A comparable study of modeling units for end-to-end Mandarin speech recognition

May 10, 2018 · Declared Dead · 🏛 International Symposium on Chinese Spoken Language Processing

"No code URL or promise found in abstract"

Evidence collected by the PWNC Scanner

Authors Wei Zou, Dongwei Jiang, Shuaijiang Zhao, Xiangang Li arXiv ID 1805.03832 Category cs.CL: Computation & Language Cross-listed eess.AS Citations 35 Venue International Symposium on Chinese Spoken Language Processing Last Checked 4 months ago

Abstract

End-To-End speech recognition have become increasingly popular in mandarin speech recognition and achieved delightful performance. Mandarin is a tonal language which is different from English and requires special treatment for the acoustic modeling units. There have been several different kinds of modeling units for mandarin such as phoneme, syllable and Chinese character. In this work, we explore two major end-to-end models: connectionist temporal classification (CTC) model and attention based encoder-decoder model for mandarin speech recognition. We compare the performance of three different scaled modeling units: context dependent phoneme(CDP), syllable with tone and Chinese character.

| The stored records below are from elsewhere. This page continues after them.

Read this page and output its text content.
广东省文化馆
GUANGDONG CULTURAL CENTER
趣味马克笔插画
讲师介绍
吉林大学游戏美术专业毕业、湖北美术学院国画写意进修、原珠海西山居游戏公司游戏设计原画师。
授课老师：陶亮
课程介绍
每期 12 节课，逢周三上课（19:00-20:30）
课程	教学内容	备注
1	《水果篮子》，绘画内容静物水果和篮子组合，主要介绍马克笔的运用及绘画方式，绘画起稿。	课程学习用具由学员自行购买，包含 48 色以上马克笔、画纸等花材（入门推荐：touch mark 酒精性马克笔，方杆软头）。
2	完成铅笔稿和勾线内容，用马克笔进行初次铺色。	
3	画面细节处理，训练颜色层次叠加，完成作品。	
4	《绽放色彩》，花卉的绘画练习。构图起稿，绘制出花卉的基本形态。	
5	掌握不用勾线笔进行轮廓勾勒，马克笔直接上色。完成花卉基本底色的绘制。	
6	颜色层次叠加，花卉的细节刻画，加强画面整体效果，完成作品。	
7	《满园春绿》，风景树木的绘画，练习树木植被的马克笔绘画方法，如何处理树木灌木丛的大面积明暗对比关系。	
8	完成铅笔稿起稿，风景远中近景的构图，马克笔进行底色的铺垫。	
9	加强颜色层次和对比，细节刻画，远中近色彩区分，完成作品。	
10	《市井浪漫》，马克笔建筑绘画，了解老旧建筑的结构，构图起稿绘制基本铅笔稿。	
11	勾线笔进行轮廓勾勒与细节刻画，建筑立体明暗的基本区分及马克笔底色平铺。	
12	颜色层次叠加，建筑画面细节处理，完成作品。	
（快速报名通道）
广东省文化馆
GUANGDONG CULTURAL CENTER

We find that all types of modeling units can achieve approximate character error rate (CER) in CTC model and the performance of Chinese character attention model is better than syllable attention model. Furthermore, we find that Chinese character is a reasonable unit for mandarin speech recognition. On DidiCallcenter task, Chinese character attention model achieves a CER of 5.68% and CTC model gets a CER of 7.29%, on the other DidiReading task, CER are 4.89% and 5.79%, respectively. Moreover, attention model achieves a better performance than CTC model on both datasets.